假设我有以下代码来拟合一个双曲抛物线。
# attach(mtcars)
hp_fit <- lm(mpg ~ poly(wt, disp, degree = 2), data = mtcars)
其中 wt 是x变量。disp 是y变量,而 mpg 是z变量。(summary(hp_fit))$coefficients 输出如下。
>(summary(hp_fit))$coefficients
Estimate Std. Error t value Pr(>|t|)
(Intercept) 22.866173 3.389734 6.7457122 3.700396e-07
poly(wt, disp, degree = 2)1.0 -13.620499 8.033068 -1.6955539 1.019151e-01
poly(wt, disp, degree = 2)2.0 15.331818 17.210260 0.8908534 3.811778e-01
poly(wt, disp, degree = 2)0.1 -9.865903 5.870741 -1.6805208 1.048332e-01
poly(wt, disp, degree = 2)1.1 -100.022013 121.159039 -0.8255431 4.165742e-01
poly(wt, disp, degree = 2)0.2 14.719928 9.874970 1.4906301 1.480918e-01
我不明白如何解释Z变量右边的不同数字。poly() 根据 (Intercept) 列。这些数字的意义是什么,我如何从这个摘要中构建双曲抛物线拟合的方程?
当你比较
with(mtcars, poly(wt, disp, degree=2))
with(mtcars, poly(wt, degree=2))
with(mtcars, poly(disp, degree=2))
的 1.0 2.0 喻指第一、二度 wt和 0.1 0.2 喻指第一、二度 disp. 该 1.1 是一个交互术语。你可以通过比较来检查。

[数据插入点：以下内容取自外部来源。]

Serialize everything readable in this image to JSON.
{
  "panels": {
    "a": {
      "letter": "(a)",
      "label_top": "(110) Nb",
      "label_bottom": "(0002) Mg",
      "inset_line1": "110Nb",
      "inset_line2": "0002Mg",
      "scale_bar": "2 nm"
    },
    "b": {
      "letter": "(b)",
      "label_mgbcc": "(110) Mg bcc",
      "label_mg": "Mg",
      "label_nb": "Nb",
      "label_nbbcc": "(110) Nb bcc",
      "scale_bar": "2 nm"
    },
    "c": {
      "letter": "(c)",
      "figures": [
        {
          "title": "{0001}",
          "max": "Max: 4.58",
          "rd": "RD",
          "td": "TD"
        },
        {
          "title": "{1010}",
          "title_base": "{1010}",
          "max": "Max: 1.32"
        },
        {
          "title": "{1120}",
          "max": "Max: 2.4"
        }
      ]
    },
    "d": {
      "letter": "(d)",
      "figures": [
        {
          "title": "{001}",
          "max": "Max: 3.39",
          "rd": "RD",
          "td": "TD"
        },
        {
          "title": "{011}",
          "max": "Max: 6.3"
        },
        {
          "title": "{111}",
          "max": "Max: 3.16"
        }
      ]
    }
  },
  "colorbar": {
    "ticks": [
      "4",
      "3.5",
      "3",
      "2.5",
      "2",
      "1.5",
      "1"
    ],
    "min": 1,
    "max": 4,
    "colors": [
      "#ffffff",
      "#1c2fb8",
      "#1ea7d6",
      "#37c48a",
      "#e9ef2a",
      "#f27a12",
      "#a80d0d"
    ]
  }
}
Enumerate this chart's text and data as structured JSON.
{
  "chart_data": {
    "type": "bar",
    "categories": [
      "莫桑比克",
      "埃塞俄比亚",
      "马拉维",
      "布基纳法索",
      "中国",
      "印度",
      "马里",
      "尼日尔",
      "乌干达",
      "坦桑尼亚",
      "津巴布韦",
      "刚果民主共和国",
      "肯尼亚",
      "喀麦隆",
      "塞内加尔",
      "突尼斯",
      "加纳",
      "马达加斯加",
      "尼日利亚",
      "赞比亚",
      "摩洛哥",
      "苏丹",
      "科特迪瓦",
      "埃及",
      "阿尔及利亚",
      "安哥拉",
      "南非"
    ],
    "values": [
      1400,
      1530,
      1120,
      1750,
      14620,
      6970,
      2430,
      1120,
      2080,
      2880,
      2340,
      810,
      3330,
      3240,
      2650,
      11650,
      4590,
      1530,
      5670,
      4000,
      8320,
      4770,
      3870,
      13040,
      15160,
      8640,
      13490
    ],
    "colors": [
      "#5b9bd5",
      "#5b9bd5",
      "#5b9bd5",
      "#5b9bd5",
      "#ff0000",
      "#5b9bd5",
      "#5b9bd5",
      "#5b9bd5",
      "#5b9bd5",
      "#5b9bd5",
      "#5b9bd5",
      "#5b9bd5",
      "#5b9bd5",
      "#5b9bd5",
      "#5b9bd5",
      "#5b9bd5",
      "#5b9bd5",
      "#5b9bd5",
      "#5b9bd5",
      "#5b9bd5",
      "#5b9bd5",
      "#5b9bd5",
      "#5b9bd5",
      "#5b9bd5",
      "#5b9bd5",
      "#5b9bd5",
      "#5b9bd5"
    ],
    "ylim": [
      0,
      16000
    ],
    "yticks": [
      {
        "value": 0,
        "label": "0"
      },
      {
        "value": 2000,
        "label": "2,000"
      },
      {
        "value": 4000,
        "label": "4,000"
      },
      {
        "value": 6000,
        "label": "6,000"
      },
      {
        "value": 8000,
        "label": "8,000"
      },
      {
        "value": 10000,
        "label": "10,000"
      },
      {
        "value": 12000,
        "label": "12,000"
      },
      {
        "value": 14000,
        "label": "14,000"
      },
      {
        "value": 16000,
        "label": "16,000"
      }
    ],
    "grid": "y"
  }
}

summary(lm(mpg ~ poly(wt, disp, degree=2, raw=T), data=mtcars))$coe
# Estimate Std. Error t value Pr(>|t|)
# (Intercept) 4.692786e+01 7.008139762 6.6961935 4.188891e-07
# poly(wt, disp, degree=2, raw=T)1.0 -1.062827e+01 8.311169003 -1.2787937 2.122666e-01
# poly(wt, disp, degree=2, raw=T)2.0 2.079131e+00 2.333864211 0.8908534 3.811778e-01
# poly(wt, disp, degree=2, raw=T)0.1 -3.172401e-02 0.060528241 -0.5241191 6.046355e-01
# poly(wt, disp, degree=2, raw=T)1.1 -2.660633e-02 0.032228884 -0.8255431 4.165742e-01
# poly(wt, disp, degree=2, raw=T)0.2 2.019044e-04 0.000135449 1.4906301 1.480918e-01
summary(lm(mpg ~ wt*disp + I(wt^2) + I(disp^2) , data=mtcars))$coe[c(1:2, 4:3, 6:5), ]
# Estimate Std. Error t value Pr(>|t|)
# (Intercept) 4.692786e+01 7.008139762 6.6961935 4.188891e-07
# wt -1.062827e+01 8.311169003 -1.2787937 2.122666e-01
# I(wt^2) 2.079131e+00 2.333864211 0.8908534 3.811778e-01
# disp -3.172401e-02 0.060528241 -0.5241191 6.046355e-01
# wt:disp -2.660633e-02 0.032228884 -0.8255431 4.165742e-01
# I(disp^2) 2.019044e-04 0.000135449 1.4906301 1.480918e-01
这将产生相同的值。请注意,我使用了 raw=TRUE 以供比较。